Firms drive information down the highway

Trucks sitting idle or hauling empty trailers on a return trip, late pick-ups or deliveries, inefficient route planning, billing errors — these are nightmares that keep fleet managers and trucking firms awake at night and losing money during the day.

After 17 years in the transport industry, Yves D’amours knows the trucking problems all too well — including the 15 to 20 per cent fees taken by those serving as brokers between shippers and truckers. Four years ago, he recognized the possibility of IT being applied to provide a kind of online matchmaking service between shippers and truckers, saving both parties money by eliminating brokers in this low-margin industry. Now he is president of Ship2Save which hosts an online service where truckers bid on loads registered by shippers.

It took three years for the technology to appear to make feasible the online transportation hub now marketed by his Montreal-based Ship2Save, and even then, new ground had to be broken to make it happen.

Ship2Save looked at many varieties of software and decided to “pioneer in .Net,” largely for the sake of its economy, recalls project manager Shawn Arsenault.

They selected MapPoint .Net Web Service and helped Microsoft improve MapPoint’s long distance accuracy.

Shippers who subscribe to, which Arsenault says includes major corporations, can get competitive bids from truckers and check out their credentials such as handling hazardous materials or state to state licensing. Trucker members can ensure the shipper’s ability to pay by checking the Dun and Bradstreet database on the fly since access can be via a PDA, mobile cell or IP telephony.

The company used Visual Studio .NET to integrate the MapPoint Web Service so truckers can visualize available loads for shipping which expedites their load searching, and shippers can track the status and location of their shipments at all times on the map, Arsenault explains.

Sam Falsafi, Ship2Save business development manager, hopes that by the end of its first year, the site that came online late last year will have 5,000 members, which he says is less than one per cent of the market.

He reports that the company is also building on the .Net platform RFID solutions for tracking items while going down the road. In March, Ship2Save announced an RFID pilot project with Canus Inc., a Montreal-based soap manufacturer that supplies products such as goat’s milk skin care to Canada, Europe and Asia.


Calgary-based Trimac Corporation, the largest trucker in Canada, has invested in IT to make sure information gets to the destinations that help products reach theirs. Trimac’s bulk transportation business involves 3,000 trucks and 6,000 trailers hauling one million loads per year over 220 million miles with an average of six customer changes per order before a truck departs. Trimac trucks deliver bulk liquids, petroleum products, chemicals, wood chips and cement all over North America.

As noted in the report about this winner of the 2003 Canadian Information Productivity Award of Excellence in the customer care category, in 1997, the company began to replace a variety of disparate business applications with a single, enterprise-wide integrated system to handle the logistics associated with its bulk transportation business and to position itself for growth. This has included creating a unique ERP and e-business system which enables users in the 140 Trimac branch offices across North America to quickly retrieve information needed to maintain the efficiency of internal operations and improve customer service.

The company reports that increased operational efficiency and error reduction has facilitated in capturing and analyzing a number of key business metrics, such as trip performance data, order entry data and on-time pickup and delivery statistics. This in turn has reduced costs and helped improve driver safety.

Multiple legacy dispatch and billing systems were replaced by TMW’s PowerSuite which Trimac customized to work in the WAN environment connecting Trimac’s locations.

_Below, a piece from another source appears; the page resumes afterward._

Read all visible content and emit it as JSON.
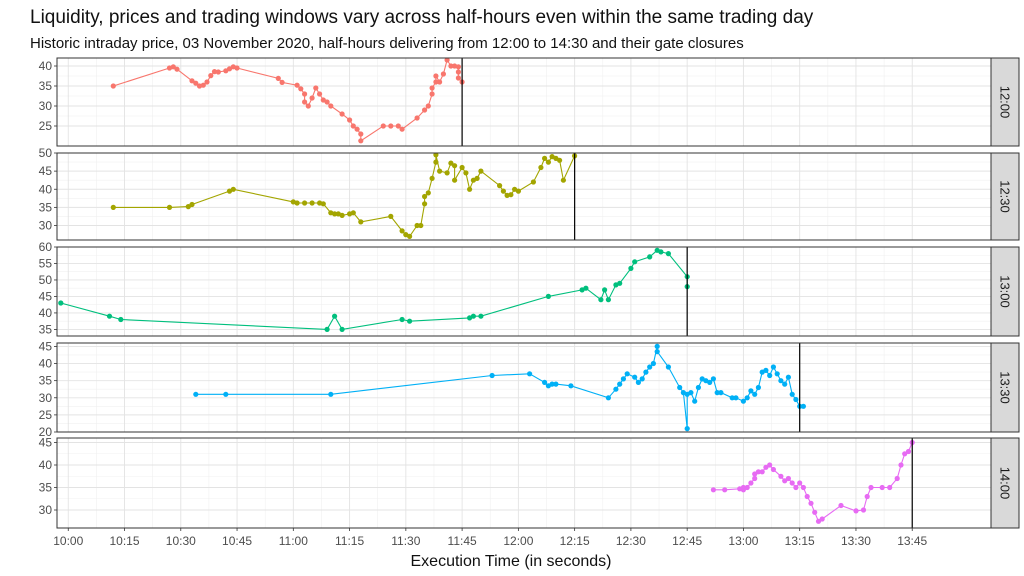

Legacy back-office systems were replaced with Peoplesoft for financials, payroll and HR, giving Trimac a single, central repository for all driver-related information such as training, certifications for hauling different materials and safety test history — stored centrally but available to any other system that needs it.

A satellite communications system, based on TMW’s Total Mail solution, enables drivers to share information with the dispatchers via text messages. Onboard Cadec computer devices record trip-related information such as truck speed, to ensure compliance in speed-controlled zones, and engine idle time, so customers can be properly billed for truck wait times.

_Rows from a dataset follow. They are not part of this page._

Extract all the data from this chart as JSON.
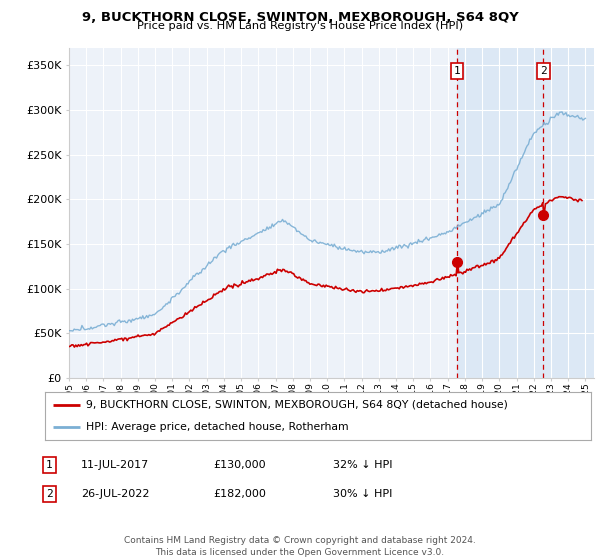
{
  "title": "9, BUCKTHORN CLOSE, SWINTON, MEXBOROUGH, S64 8QY",
  "subtitle": "Price paid vs. HM Land Registry's House Price Index (HPI)",
  "legend_line1": "9, BUCKTHORN CLOSE, SWINTON, MEXBOROUGH, S64 8QY (detached house)",
  "legend_line2": "HPI: Average price, detached house, Rotherham",
  "annotation1_label": "1",
  "annotation1_date": "11-JUL-2017",
  "annotation1_price": "£130,000",
  "annotation1_hpi": "32% ↓ HPI",
  "annotation2_label": "2",
  "annotation2_date": "26-JUL-2022",
  "annotation2_price": "£182,000",
  "annotation2_hpi": "30% ↓ HPI",
  "footer": "Contains HM Land Registry data © Crown copyright and database right 2024.\nThis data is licensed under the Open Government Licence v3.0.",
  "sale_color": "#cc0000",
  "hpi_color": "#7bafd4",
  "highlight_color": "#dce8f5",
  "background_color": "#ffffff",
  "plot_bg_color": "#edf2f9",
  "grid_color": "#ffffff",
  "ylim": [
    0,
    370000
  ],
  "yticks": [
    0,
    50000,
    100000,
    150000,
    200000,
    250000,
    300000,
    350000
  ],
  "ytick_labels": [
    "£0",
    "£50K",
    "£100K",
    "£150K",
    "£200K",
    "£250K",
    "£300K",
    "£350K"
  ],
  "sale1_year": 2017.53,
  "sale1_price": 130000,
  "sale2_year": 2022.56,
  "sale2_price": 182000,
  "xmin": 1995,
  "xmax": 2025.5
}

Using BusinessWare application integration technology from Vitria, Trimac integrated the dispatch component of its ERP system with the order entry and fulfillment systems of its customers for order entry, status and invoicing over the Internet using industry-standard protocols such as EDI and XML.

“This type of integration provides our customers and us with all kinds of opportunities to further streamline our businesses and to take time and cost and errors out of our processes,” reports Janet Topic, IT vice-president.